Usiadłem obok niego i nic nie mówiąc podałem mu kostki lodu owinięte w ręcznik, Rye nie powiedział mi nic poza dziękuje, oparł się delikatnie o oparcie i zamykając oczy delikatnie przykładał okład na spuchnięte miejsce. Jego mina mówiła sama za siebie, nie musiałem o nic pytać i zmuszać go do mówienia. Był strasznie zdenerwowany, jego oddech nie był równomierny i miałem wrażenie, że z jego oczu zaraz zaczną płynąć łzy. Był to dla mnie bardzo przykry widok, cholernie chciałem mu pomóc ale nie chciałem go wypytywać, usiadłem bliżej niego i położyłem moją rękę na jego plecach delikatnie klepiąc po nich chłopaka. Otworzył oczy, położył na stole okład, który i tak już powoli zaczął się roztapiać i spojrzał na mnie wpatrując mi się głęboko w oczy.. Ten wzrok zapamiętam chyba do końca życia i to chyba nie będzie miłe wspomnienie.. Ten wzrok był wręcz przykry, jego oczy zapełniały się łzami i tylko cicho szepcząc moje imię przytulił się do mnie i zaczął łkać mówiąc, że on już nie daje rady. Rzadko widywałem go w tym stanie, to był Rye którego znałem tylko ja, wśród innych starał się ukrywać swoją delikatność, nie chciał, żeby nazywali go pizdą bo nie dość, że jest gejem to wyszło by, że jest słaby..

- Rye spokojnie, powiedz mi o co chodzi? 

- O wszystko, totalnie zjebałem moje życie wiesz? Totalnie..- czułem jak moja koszulka robi się coraz bardziej morka. 

Siedzieliśmy tak przez dłuższą chwilę, chciałem żeby się uspokoił, wtedy będę mógł do niego jakoś dotrzeć bo w płaczu i w zdenerwowaniu ciężko się z nim rozmawia na jakiekolwiek tematy. Rye już tylko delikatnie pociągał nosem a ja nadal nie wiedziałem jak zabrać się do tej rozmowy. Chłopak wygrzebał się z moich ramion i usiadł na kanapie spoglądając w podłogę. Przejechał dłońmi po swojej zapłakanej i zarumienionej twarzy i westchnął. Panowała cisza, żaden z nas nic nie mówił, czekałem na to, aż będzie gotowy. Miałem racje, przerwał to wszystko i zaczął mówić;

- Jeśli chodzi o to dlaczego nie chce wracać do domu, to jest prosty powód, nie mam po co.. To tylko budynek, nie mam tam nikogo, ja nie mam rodziny Mikey..

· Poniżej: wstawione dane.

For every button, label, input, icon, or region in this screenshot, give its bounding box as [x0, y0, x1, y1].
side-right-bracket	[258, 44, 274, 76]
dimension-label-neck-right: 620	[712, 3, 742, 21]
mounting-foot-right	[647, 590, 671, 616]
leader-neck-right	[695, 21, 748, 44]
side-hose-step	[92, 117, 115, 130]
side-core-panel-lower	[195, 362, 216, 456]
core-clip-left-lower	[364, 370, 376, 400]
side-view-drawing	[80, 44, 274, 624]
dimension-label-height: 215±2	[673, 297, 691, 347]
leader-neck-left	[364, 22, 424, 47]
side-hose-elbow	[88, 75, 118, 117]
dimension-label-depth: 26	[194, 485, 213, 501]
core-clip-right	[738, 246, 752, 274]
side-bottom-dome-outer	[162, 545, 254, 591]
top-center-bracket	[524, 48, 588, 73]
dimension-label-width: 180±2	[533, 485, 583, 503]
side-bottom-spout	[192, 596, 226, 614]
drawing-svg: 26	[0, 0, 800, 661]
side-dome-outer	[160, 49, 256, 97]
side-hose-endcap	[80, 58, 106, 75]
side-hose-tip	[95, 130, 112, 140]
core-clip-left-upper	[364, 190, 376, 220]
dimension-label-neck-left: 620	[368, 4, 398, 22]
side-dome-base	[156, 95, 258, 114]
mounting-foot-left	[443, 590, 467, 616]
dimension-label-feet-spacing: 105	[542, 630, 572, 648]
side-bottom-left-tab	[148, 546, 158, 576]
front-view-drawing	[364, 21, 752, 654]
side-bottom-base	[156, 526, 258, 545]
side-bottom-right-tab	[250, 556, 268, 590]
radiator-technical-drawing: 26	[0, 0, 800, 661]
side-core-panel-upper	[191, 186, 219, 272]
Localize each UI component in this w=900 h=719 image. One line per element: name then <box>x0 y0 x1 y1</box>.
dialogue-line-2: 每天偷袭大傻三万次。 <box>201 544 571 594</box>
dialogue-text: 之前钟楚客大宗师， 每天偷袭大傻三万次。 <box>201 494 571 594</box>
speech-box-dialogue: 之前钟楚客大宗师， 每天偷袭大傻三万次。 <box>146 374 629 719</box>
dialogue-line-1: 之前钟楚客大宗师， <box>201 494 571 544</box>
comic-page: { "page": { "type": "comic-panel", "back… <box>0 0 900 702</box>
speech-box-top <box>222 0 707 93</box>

- Rye co ty w ogóle gadasz?

Chłopak zaśmiał się sztucznie i dalej wpatrując się między swoje nogi powiedział;

- Ojciec nie tolerował tego, że jestem gejem to już wiesz.. Myślałem, że moja "matka" będzie mądrzejsza, jednak co się okazało wcale tak nie jest. Ojciec przestał się do mnie przyznawać już jakiś czas temu, szukałem ratunku w matce, jednak też go tu nie było. Przestała zwracać na mnie uwagę, przestałem ją interesować, jakby mnie w ogóle nie było. Mijając ją w domu x razy nawet na mnie nie spojrzała. Widziała mnie tylko wtedy kiedy ojciec darł na mnie mordę, kiedy mu coś nie pasowało i jeszcze stawała w jego obronie. Nie mówiła do mnie synu ani zwykłe kocham Cię jak na rodzica przystało. W sumie miałem to gdzieś, kiedy to nie poruszyła tego, że jej też nie pasuje to jaki jestem... to była kłótnia wszczęta przez ojca, skończyła się na tym, że moja matka..- widziałem, że ciężko mu wypowiedzieć to zdanie, cokolwiek się wtedy stało, musiało sprawić mu wiele przykrości.

- Rye..?

- Mikey ona mnie uderzyła! Pierwszy raz w życiu dostałem od niej w twarz.. Mikey zostałem sam, nie mam nikogo, nie mam rodziców, oni mnie nie chcą znać, nie przyznają się do mnie, mnie nie ma w ich życiu rozumiesz?..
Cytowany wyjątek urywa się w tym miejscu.